I posted a few times about H having a EA with his brothers wife. I thought for sure after Friday when Brother called my H and freaked out on him saying to stay away from his family that my H would respect his wishes and leave her alone so that they can work on their marriage,

I asked him this morning if he is talking to her and he said yes. Just to say Hi, how are you ! 

Garbage, this whole thing is starting to make me sick. I'm starting to think I don't even want this marriage anymore. I'm getting ready to go to MC and I'm going to talk to her about it. I also talked to a lawyer this morning. Getting a Laywer is going to be really hard they want 2000 down and 280 an hou


----------



## sweet pce (Oct 28, 2010)

I'm not really that experienced in this kind of thing so I'll try my best. 
He might not be fulfilled by your relationship, some people cheat to fill voids. Have you tried asking him what she brings to the table that you aren't? It seems to me that from reading your posts, it's all emotional. Have you tried asking him about his feelings as of late or just have a good old chat about the past. Try striking up conversations relating to good things you guys experienced in the past or future goals and aspirations... Anything to show him you're interested in what goes on in his mind and his feelings ASIDE from this OW. 
Have you guys tried separation? Sometimes people don't what they have until it's gone, maybe he just needs to see you as strong, independent, confident woman.
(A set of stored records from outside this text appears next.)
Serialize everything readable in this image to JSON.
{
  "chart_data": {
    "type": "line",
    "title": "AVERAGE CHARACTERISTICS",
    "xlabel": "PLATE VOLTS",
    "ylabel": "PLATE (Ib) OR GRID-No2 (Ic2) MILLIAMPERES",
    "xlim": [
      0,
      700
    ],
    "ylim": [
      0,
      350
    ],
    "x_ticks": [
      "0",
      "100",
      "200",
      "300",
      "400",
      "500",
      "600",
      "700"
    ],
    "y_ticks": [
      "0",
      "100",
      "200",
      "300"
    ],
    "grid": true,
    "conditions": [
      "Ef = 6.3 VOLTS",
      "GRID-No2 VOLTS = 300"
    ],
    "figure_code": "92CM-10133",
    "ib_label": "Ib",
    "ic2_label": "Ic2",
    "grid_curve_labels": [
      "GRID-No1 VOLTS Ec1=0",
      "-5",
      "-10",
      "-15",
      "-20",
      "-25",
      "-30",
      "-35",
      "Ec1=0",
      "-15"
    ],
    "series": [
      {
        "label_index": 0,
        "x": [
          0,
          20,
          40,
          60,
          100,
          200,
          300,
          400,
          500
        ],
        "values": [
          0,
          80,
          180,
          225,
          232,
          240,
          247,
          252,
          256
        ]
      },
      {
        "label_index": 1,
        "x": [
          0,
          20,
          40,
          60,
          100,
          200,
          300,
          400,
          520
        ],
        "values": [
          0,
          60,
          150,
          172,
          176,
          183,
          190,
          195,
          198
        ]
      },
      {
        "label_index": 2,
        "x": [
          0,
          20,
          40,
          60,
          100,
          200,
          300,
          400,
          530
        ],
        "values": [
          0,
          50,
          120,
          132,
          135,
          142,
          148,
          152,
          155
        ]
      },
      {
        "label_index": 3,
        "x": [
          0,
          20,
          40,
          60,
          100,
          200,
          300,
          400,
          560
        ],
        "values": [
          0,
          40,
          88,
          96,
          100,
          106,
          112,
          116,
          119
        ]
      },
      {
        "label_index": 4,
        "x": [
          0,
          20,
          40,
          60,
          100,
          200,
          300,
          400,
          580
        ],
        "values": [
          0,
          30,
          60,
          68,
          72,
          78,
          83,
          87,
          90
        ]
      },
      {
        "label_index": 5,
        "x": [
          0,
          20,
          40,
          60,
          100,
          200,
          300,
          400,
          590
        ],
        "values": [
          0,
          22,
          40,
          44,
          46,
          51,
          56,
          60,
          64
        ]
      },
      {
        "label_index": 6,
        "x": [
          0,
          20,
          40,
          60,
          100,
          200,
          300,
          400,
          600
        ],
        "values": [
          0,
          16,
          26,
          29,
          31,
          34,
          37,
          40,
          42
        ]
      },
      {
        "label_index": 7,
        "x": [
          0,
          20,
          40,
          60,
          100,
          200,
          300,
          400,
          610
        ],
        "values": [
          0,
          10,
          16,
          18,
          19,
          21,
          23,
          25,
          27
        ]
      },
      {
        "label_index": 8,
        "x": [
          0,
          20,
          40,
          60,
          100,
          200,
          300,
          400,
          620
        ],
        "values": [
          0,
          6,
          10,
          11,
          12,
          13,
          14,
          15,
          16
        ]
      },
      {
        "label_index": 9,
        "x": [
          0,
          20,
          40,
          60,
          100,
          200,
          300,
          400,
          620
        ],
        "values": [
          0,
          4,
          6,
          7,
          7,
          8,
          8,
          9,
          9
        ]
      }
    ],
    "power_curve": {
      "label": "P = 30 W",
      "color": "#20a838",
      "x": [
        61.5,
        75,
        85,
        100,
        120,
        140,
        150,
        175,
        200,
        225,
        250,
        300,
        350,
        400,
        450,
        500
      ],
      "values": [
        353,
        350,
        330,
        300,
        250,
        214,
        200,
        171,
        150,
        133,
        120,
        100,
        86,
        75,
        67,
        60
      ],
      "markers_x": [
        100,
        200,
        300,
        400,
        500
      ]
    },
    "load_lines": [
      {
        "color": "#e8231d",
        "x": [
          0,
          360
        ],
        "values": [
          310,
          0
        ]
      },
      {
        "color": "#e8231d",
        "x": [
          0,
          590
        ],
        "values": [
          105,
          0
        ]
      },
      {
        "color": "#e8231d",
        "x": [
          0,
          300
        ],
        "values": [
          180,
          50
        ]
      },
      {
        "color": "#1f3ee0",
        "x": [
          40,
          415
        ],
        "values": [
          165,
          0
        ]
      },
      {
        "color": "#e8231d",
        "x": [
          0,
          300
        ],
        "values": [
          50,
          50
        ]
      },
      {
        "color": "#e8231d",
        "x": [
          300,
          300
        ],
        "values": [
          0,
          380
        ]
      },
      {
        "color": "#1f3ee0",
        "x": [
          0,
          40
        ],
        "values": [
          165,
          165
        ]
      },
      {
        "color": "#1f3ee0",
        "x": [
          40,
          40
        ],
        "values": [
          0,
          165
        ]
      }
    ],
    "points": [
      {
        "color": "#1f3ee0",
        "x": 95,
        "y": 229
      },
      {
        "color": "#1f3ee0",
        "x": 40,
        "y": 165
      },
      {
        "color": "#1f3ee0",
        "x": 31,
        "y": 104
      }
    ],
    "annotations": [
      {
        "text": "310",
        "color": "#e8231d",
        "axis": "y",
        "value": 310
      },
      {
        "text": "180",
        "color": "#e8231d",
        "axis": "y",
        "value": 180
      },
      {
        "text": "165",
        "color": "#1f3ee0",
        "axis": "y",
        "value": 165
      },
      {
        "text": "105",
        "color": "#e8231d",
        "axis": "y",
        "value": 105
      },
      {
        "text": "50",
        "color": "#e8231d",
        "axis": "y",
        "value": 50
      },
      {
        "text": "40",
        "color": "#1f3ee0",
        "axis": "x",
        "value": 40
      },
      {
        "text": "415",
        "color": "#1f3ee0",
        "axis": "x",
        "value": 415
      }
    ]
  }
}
Show him that IF you wanted to, you could move on too and that you really love him but if he can't commit 100% to you you're ready to move on.


----------



## DawnD (Sep 23, 2009)

Did you tell your BIL that they are still talking?


----------



## the guy (Aug 3, 2010)

JH
Take what ever evidence and expose this BS. They have not felt any real consequences in my opinion, b/c they feel that it is ok to "just say hi". JH doesn't play that way and its time to stire the pot, f*ck em, 

God pit a women scorned. 

Hopefuly some one from TAM will get on board and help me, jade I have had a real sh*tty day and I'm just p*ssed at the world.

Settleing down now and taking a dep breath, I think you should ......screw it f*ck em all expose this crap and throw his sh*t to the curb.


I really wish I could calm down......jade does he does he not understand the consequences in contacting the SIL? Have you warned him .......does he have a clue in what your boundries are? 

I'm tring to be calm so excuse the crazy typing.

I think I need to start a thread instead of highjacking jades!


----------



## 827Aug (Apr 27, 2008)

Your husband has got it really bad for your SIL. Forget trying to reason with him. You are doing the right thing--see a lawyer and make sure you look after yourself. Oh, and I think it's time you speak to the BIL. I honestly think you and the BIL need to team up.


----------



## Jaded Heart (Jan 5, 2011)

BIL knows everything I spoke with him last night. I really thought that H would back off so that they could work out their marriage but I guess not. Makes me sick to my stomach thinking about it all actually


----------